The orchestra is delighted to have pianist Simon Callaghan back with them. He is in much demand internationally as a soloist and chamber musician.
His intelligent and compelling performances both on the concert platform and in the recording studio are earning him a reputation as an exciting and versatile young artist.
His recent performances include a chamber music tour of South Korea, a début with the Royal Liverpool Philharmonic Orchestra, a gala concert with English National Opera principals plus appearances on ITV and BBC Television. He has also broadcast on BBC Radio.
Simon Callaghan is equally at home performing the mainstream repertoire as in lesser-known pieces, frequently presenting works by Sterndale Bennett, Parry and Kapustin in his recital programmes.
Simon studied at Chetham’s School of Music with Bernard Roberts and then won a full scholarship to study with Yonty Solomon at the Royal College of Music.
He graduated with first class honours, won numerous prizes and has continued winning prizes both in this country and abroad.

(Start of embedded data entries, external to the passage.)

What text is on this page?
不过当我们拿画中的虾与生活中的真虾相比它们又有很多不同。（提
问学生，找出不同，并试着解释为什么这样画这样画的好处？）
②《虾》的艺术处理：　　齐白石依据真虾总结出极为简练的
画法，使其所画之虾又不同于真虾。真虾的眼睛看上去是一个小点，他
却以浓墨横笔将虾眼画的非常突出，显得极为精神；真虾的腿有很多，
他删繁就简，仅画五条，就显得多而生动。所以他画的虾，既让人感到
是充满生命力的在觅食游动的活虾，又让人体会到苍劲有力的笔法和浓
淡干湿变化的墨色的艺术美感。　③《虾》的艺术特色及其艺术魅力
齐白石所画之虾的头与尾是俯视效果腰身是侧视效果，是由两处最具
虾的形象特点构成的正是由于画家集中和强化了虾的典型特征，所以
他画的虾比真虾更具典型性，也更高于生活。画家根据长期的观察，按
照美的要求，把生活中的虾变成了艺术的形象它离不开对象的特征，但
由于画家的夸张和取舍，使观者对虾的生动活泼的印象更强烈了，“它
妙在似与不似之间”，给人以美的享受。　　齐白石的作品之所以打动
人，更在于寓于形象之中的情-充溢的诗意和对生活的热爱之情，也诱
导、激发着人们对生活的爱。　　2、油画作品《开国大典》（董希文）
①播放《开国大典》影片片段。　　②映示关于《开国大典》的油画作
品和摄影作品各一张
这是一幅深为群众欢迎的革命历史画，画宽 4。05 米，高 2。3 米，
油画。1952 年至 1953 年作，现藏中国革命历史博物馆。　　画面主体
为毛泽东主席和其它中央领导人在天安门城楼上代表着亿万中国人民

His diary for the season is busy with collaborations with cellist Tim Hugh (London Symphony Orchestra), the Maggini, Barbirolli and Sacconi Quartets and the actors Timothy West and Prunella Scales.
Simon will also record a disc of Delius two-piano music with Hiroaki Takenouchi for SOMM and will perform concertos by Chopin, Gershwin, Grieg, Medtner, Saint-Saens, Prokofiev and Rachmaninov, as well as solo and chamber recitals throughout the UK.
Tickets for next Saturday’s concert are £15.00 to £10.00 (concessions £7.50) from Kirklees box offices on 01484 223200.
As with all SPO concerts, children accompanied by adults are admitted free to the area and gallery.
Arrive early for the concert (6.30pm) and hear Ben Ellin lead a discussion about the evening’s music in the main concert hall.